On Aug 16 06 in PFI profits exposed by Channel 4 as greater than credit card companies- Public Service, Private Profit, Liam Halligan revealed how the private funding of state schools and hospitals is draining hundreds of millions of pounds from frontline services, while creating a £4 billion-a-year industry and a new elite of publicly-unaccountable PFI professionals.
Under PFI, companies raise cash to fund public infrastructure projects, with the state signing long-term contracts. When it comes to ‘delivering’ schools and hospitals, Labour claims PFI is ‘the only game in town’. It certainly looks a win-win policy for Gordon Brown. He can claim to be ‘prudent’ – because most PFI borrowing is off the government’s books. And ministers can regularly be seen opening shiny new public buildings.
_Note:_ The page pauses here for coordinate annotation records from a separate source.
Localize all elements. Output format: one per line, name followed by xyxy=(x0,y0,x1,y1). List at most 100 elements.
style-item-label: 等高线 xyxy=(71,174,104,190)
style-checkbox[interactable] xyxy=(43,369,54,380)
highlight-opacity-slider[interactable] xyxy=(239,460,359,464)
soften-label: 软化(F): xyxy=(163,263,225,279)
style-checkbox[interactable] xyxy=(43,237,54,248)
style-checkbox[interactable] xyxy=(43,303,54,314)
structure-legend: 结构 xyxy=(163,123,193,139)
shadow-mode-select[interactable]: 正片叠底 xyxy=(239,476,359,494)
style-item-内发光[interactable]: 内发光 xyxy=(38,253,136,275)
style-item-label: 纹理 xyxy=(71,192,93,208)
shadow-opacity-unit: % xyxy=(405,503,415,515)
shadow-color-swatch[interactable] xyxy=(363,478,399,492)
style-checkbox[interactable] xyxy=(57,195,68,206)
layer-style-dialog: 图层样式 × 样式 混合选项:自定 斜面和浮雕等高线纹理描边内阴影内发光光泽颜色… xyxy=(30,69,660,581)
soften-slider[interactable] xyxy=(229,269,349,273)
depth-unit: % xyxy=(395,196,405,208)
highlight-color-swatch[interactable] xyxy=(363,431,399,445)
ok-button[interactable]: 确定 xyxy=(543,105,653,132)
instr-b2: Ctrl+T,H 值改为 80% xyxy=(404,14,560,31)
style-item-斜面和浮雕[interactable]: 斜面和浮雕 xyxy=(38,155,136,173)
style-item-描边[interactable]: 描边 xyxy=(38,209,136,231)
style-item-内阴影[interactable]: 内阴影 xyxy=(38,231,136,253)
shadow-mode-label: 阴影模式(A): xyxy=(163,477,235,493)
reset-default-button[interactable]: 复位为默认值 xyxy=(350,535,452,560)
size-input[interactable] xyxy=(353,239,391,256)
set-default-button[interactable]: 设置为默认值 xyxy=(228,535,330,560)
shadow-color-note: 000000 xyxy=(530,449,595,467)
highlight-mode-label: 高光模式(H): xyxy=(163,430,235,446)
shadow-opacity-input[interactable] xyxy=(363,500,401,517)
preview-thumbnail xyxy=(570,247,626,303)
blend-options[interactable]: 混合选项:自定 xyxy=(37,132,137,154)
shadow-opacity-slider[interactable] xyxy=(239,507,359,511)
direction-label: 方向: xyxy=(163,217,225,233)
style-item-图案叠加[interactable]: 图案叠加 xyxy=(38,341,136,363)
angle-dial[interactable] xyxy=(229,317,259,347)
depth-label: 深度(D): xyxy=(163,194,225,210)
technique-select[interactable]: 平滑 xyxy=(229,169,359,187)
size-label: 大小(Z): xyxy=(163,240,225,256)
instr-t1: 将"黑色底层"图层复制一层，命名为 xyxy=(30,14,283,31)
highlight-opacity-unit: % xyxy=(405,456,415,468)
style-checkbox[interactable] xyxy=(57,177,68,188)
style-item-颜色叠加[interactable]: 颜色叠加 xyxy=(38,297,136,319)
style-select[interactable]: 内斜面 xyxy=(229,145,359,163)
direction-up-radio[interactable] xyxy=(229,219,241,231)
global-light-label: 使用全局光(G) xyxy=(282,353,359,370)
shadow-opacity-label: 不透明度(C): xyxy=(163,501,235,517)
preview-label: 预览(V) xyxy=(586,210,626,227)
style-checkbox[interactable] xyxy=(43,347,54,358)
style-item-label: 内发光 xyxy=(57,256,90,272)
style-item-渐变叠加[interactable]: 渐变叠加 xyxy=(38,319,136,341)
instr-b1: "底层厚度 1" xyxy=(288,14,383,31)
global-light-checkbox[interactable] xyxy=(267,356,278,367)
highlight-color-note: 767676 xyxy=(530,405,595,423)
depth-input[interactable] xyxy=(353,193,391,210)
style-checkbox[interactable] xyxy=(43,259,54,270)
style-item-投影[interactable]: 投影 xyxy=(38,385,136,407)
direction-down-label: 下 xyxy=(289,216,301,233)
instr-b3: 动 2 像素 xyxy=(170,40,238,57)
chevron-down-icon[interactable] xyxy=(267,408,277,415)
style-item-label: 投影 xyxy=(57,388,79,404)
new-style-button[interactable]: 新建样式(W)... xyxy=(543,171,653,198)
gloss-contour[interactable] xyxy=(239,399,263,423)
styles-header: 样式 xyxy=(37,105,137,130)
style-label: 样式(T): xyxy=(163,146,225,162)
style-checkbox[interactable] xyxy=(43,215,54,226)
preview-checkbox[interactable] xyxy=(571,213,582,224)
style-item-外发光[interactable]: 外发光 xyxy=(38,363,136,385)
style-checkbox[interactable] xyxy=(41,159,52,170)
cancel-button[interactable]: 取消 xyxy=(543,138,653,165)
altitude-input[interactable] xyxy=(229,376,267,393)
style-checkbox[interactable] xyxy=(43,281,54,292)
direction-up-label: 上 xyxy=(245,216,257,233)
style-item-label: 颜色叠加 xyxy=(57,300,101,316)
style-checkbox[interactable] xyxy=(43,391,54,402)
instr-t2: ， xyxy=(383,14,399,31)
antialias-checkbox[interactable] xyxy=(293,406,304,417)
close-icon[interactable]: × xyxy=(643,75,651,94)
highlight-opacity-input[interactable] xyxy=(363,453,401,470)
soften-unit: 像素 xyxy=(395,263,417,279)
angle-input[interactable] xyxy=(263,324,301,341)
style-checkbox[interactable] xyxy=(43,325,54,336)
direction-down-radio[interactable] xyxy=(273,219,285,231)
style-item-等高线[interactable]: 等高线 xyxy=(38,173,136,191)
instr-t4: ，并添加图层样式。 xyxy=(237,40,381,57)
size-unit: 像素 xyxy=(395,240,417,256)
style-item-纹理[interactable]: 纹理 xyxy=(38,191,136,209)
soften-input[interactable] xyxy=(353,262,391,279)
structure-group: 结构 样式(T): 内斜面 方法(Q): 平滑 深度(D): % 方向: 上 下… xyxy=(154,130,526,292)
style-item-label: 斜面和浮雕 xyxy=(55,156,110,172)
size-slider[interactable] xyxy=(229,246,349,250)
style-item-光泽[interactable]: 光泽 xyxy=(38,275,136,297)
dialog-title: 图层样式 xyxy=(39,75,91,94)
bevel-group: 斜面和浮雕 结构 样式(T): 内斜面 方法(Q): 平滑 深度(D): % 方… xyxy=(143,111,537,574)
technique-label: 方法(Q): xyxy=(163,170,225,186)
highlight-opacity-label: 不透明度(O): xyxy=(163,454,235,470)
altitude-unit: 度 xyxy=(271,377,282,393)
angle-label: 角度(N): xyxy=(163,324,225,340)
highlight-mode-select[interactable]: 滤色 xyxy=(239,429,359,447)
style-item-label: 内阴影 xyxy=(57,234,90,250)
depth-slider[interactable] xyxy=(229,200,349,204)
During a 6-month investigation, Halligan visited some of the UK’s 700 PFI projects. He secured exclusive testimony – with numerous public officials speaking out for the first time – about ‘hidden costs’ and ’sweated contracts’. And the film revealed Sir John Bourn, the Auditor General’s, concerns about PFI.
The programme Dispatches: Public Service, Private Profit revealed how the ownership of the HQ of a leading government department has been quietly transferred, by one of the UK’s biggest banks, to an overseas tax haven. It reveals how a little-known investment company based in Guernsey is now the biggest owner of UK schools and hospitals after the state – responsible for 100,000 pupils and 13,000 hospital beds.
The film also revealed how PFI locks us into 30-year contracts with companies then charging huge mark-ups for basic maintenance. Changing a light switch in one flagship PFI hospital costs hundreds of pounds. Halligan met an exasperated Head Teacher, constantly battling to get a PFI company to honour its contract. ‘PFI has made students depressed at times – when they’ve seen the lack of interest in the building and poor quality of work. Staff have resigned over it. PFI is threatening this school’.
Dispatches then unveiled a multi-billion pound market in which public sector projects are being traded as commodities in the City of London. This ’secondary market’ is generating huge profits. Since 1997, Labour has signed PFI deals worth £43 billion – leaving taxpayers with a £150 billion bill over 25 years. And, in his last budget, Brown announced another £26 billion of new PFI projects.
PFI, in turn, is a multi-billion pound industry. New Labour has signed hundreds of long-term contracts with the private sector to construct – and then service and maintain – schools, hospitals and other public buildings. The government pays back investors over 30 years or more, after which the buildings revert to the state.
Even two years ago, it was clear the government had based the biggest public building programme since the war on a gigantic – and controversial – hire-purchase scheme.
After all, as early as 1997, then Health Minister Alan Milburn proclaimed, ‘it’s PFI or bust’. In other words, if local health chiefs don’t agree to PFI, the hospital won’t be built. I remember quoting figures to a chap at my table: by the end of 2003, PFI had been used for 90 of the 100 hospitals built or refurbished under Labour.
Labour has signed PFI deals worth £43bn. The long-term taxpayer cost – £150bn. The cost of changing a light switch in a leading PFI hospital? A cool £333 and I’ve got the document which proves it.